Breach of a condition gives rise to the right to terminate and/or claim damages no matter
how small the breach.
(b) Warranty
A warranty is a term that is subsidiary to the main purpose of the contract (Bettini v Gye).
A breach of a warranty entitles the innocent party to damages only and does not give him
or her right to terminate the contract.
A consistent approach to the meaning of "warranty" is taken in the sale of goods
legislation. "Warranty" is defined in s.3 of the Sale of Goods Act 1896 (Qld) to mean "an agreement with reference to goods which are the subject of a contract of sale
but collateral to the main purpose of such contract, the breach of which gives rise
to a claim for damages but not to a right to reject the goods and treat the contract
as repudiated".
(c) Intermediate Terms
An intermediate term may be defined as one capable of a variety of breaches, some
serious some trifling (Bunge Corporation New York v Tradax Export SA Panama)

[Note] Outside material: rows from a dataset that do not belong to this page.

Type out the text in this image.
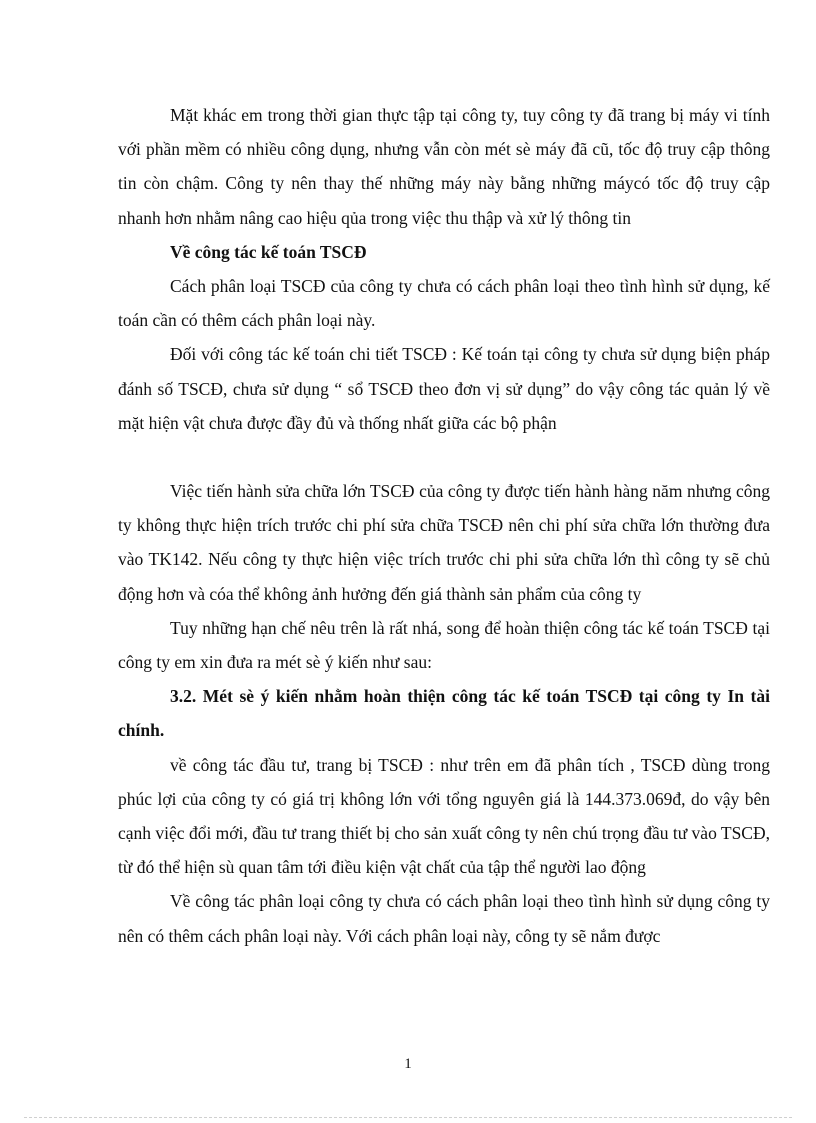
Mặt khác em trong thời gian thực tập tại công ty, tuy công ty đã trang bị máy vi tính với phần mềm có nhiều công dụng, nhưng vẫn còn mét sè máy đã cũ, tốc độ truy cập thông tin còn chậm. Công ty nên thay thế những máy này bằng những máycó tốc độ truy cập nhanh hơn nhằm nâng cao hiệu qủa trong việc thu thập và xử lý thông tin

Về công tác kế toán TSCĐ

Cách phân loại TSCĐ của công ty chưa có cách phân loại theo tình hình sử dụng, kế toán cần có thêm cách phân loại này.

Đối với công tác kế toán chi tiết TSCĐ : Kế toán tại công ty chưa sử dụng biện pháp đánh số TSCĐ, chưa sử dụng “ sổ TSCĐ theo đơn vị sử dụng” do vậy công tác quản lý về mặt hiện vật chưa được đầy đủ và thống nhất giữa các bộ phận

Việc tiến hành sửa chữa lớn TSCĐ của công ty được tiến hành hàng năm nhưng công ty không thực hiện trích trước chi phí sửa chữa TSCĐ nên chi phí sửa chữa lớn thường đưa vào TK142. Nếu công ty thực hiện việc trích trước chi phi sửa chữa lớn thì công ty sẽ chủ động hơn và cóa thể không ảnh hưởng đến giá thành sản phẩm của công ty

Tuy những hạn chế nêu trên là rất nhá, song để hoàn thiện công tác kế toán TSCĐ tại công ty em xin đưa ra mét sè ý kiến như sau:

3.2. Mét sè ý kiến nhằm hoàn thiện công tác kế toán TSCĐ tại công ty In tài chính.

về công tác đầu tư, trang bị TSCĐ : như trên em đã phân tích , TSCĐ dùng trong phúc lợi của công ty có giá trị không lớn với tổng nguyên giá là 144.373.069đ, do vậy bên cạnh việc đổi mới, đầu tư trang thiết bị cho sản xuất công ty nên chú trọng đầu tư vào TSCĐ, từ đó thể hiện sù quan tâm tới điều kiện vật chất của tập thể người lao động

Về công tác phân loại công ty chưa có cách phân loại theo tình hình sử dụng công ty nên có thêm cách phân loại này. Với cách phân loại này, công ty sẽ nắm được

1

An intermediate term cannot be categorized as either a condition or warranty (Hong
Kong Fir Shipping Co v Kawasaki Kisen Kaisha Ltd).
In Bunge Corporation & Tradax it was established that to determine whether a term is an
intermediate term, two steps must be followed:
it is necessary to determine the type of term the parties intended using general
objective test i.e. is it a term or warranty; and then
if it is a term that is capable of both major and minor breaches (intermediate term)
how serious was the breach?
If the breach was serious in that it deprived the innocent party of substantially the whole
of the benefit of the contract, the innocent party has the right to terminate the contact and

sue for damages, and if the breach was not to serious, the innocent party will only be
entitled to damages.
Time clauses are terms which are capable of only one kind of breach, namely to be late,
and therefore cannot be an intermediate term (Bunge Corporatin New York v Tradax
Export SA).
This approach was adopted in Australia in Ankar v National Westminster Finance.